Le film entre ensuite dans sa propre zone de folie, avec des animaux de ferme euthanasiés, l’image récurrente d’un concierge d’école, un faux film de Robert Zemeckis, un cochon fantôme, de la danse moderne et un homme nu qui braille à l’arrière d’un camion. C’est un film sombre sur l’impossibilité d’espérer et la fragilité de la vie, mais il trouve son âme et son centre en Buckley, qui donne aux idées cérébrales de Kaufman une vulnérabilité et une émotion. Le film le plus audacieux de l’année. Bienvenue sur le podium des meilleurs films de 2020.
2) First Cow
Peu de réalisateurs sont aussi attentifs aux rythmes de la nature que Kelly Reichardt, et le formidable talent de la cinéaste pour évoquer le sens du lieu, de la pensée, de l’émotion et de la motivation est à l’honneur dans First Cow.
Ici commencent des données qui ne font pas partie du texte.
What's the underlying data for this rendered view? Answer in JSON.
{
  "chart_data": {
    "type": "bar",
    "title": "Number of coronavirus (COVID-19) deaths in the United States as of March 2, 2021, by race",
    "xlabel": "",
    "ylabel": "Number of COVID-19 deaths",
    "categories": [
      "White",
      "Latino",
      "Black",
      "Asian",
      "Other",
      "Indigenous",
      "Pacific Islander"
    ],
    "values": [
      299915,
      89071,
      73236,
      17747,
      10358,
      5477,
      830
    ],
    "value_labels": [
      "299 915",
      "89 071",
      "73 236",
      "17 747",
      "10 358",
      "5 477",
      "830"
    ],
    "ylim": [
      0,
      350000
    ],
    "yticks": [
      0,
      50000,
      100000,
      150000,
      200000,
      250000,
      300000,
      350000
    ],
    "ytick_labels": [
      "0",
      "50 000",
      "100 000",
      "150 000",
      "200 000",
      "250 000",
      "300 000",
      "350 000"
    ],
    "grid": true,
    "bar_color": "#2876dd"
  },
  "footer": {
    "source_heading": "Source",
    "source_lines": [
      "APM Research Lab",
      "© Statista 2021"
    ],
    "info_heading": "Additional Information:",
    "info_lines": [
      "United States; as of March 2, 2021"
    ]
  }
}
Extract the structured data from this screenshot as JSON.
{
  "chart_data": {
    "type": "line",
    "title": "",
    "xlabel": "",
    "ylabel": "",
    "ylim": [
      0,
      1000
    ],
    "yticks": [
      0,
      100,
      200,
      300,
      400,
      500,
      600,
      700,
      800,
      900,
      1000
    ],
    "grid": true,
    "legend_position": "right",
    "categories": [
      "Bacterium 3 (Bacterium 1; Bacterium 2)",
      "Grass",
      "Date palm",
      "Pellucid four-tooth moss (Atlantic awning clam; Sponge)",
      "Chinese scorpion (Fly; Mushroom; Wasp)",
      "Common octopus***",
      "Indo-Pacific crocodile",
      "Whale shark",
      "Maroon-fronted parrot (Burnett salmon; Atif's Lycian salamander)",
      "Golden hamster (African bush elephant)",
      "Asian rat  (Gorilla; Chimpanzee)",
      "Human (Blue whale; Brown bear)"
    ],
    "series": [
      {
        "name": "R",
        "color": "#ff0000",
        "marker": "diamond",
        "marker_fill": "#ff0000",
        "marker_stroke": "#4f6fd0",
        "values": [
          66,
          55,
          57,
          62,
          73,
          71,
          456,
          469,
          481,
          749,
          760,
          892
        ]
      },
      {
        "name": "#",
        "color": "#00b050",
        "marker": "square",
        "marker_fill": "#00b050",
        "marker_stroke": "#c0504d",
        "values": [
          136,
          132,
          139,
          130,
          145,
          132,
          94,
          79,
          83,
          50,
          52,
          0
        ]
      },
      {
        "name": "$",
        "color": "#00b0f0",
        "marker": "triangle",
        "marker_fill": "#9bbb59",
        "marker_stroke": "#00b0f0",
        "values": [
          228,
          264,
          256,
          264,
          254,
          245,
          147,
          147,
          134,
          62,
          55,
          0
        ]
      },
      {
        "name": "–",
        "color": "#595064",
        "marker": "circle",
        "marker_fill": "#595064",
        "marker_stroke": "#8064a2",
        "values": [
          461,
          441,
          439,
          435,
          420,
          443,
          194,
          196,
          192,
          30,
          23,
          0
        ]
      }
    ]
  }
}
Adapté du roman de Jonathan Raymond, The Half Life, le drame à combustion lente de Reichardt se concentre sur un chef cuisinier nomade des années 1820 nommé Cookie (John Magaro) qui, après être arrivé dans un fort du nord-ouest du Pacifique, se lie d’amitié et se lance dans les affaires avec un Chinois solitaire en fuite, King Lu (Orion Lee), en préparant et en vendant des “gâteaux huileux” populaires faits avec du lait volé à une vache laitière appartenant au riche Chief Factor (Toby Jones).
1) Nomadland
Enfin, en tête de notre classement des meilleurs films de 2020, on retrouve Nomadland. En apparence, Nomadland est l’histoire simple d’une femme d’âge moyen, Fern (Frances McDormand), qui, après avoir perdu son mari et sa maison, se lance dans une vie itinérante à travers les plaines américaines. Pourtant, le film de la réalisatrice Chloé Zhao est d’une grande profondeur, car il est imprégné de questions tourbillonnantes sur la perte et le chagrin, la découverte et l’émerveillement, les difficultés et la survie, la solitude et l’unité.
McDormand construit une performance grandiose à partir de gestes et d’expressions subtils, sa Fern faisant à la fois partie des vastes paysages qu’elle parcourt – et de la bande de compagnons nomades avec lesquels elle se lie d’amitié, dont David (David Strathairn) – tout en étant séparée d’eux. Avec les dynamiques économiques et sociales modernes comme toile de fond, le film de Zhao met en évidence la beauté, la peur, le danger et l’euphorie tranquille dans l’errance de Fern à la recherche du contentement, ce qui prouve qu’être seul et être solitaire ne sont pas toujours la même chose.
Accordé aux rythmes de la route et au terrain tour à tour rude et invitant (et impressionnant) du Midwest, et peuplé d’excellents acteurs non professionnels, le film de Zhao est une ode malickienne poétique à la nature pionnière de l’esprit américain inquiet. Un Oscar du meilleur film bien mérité.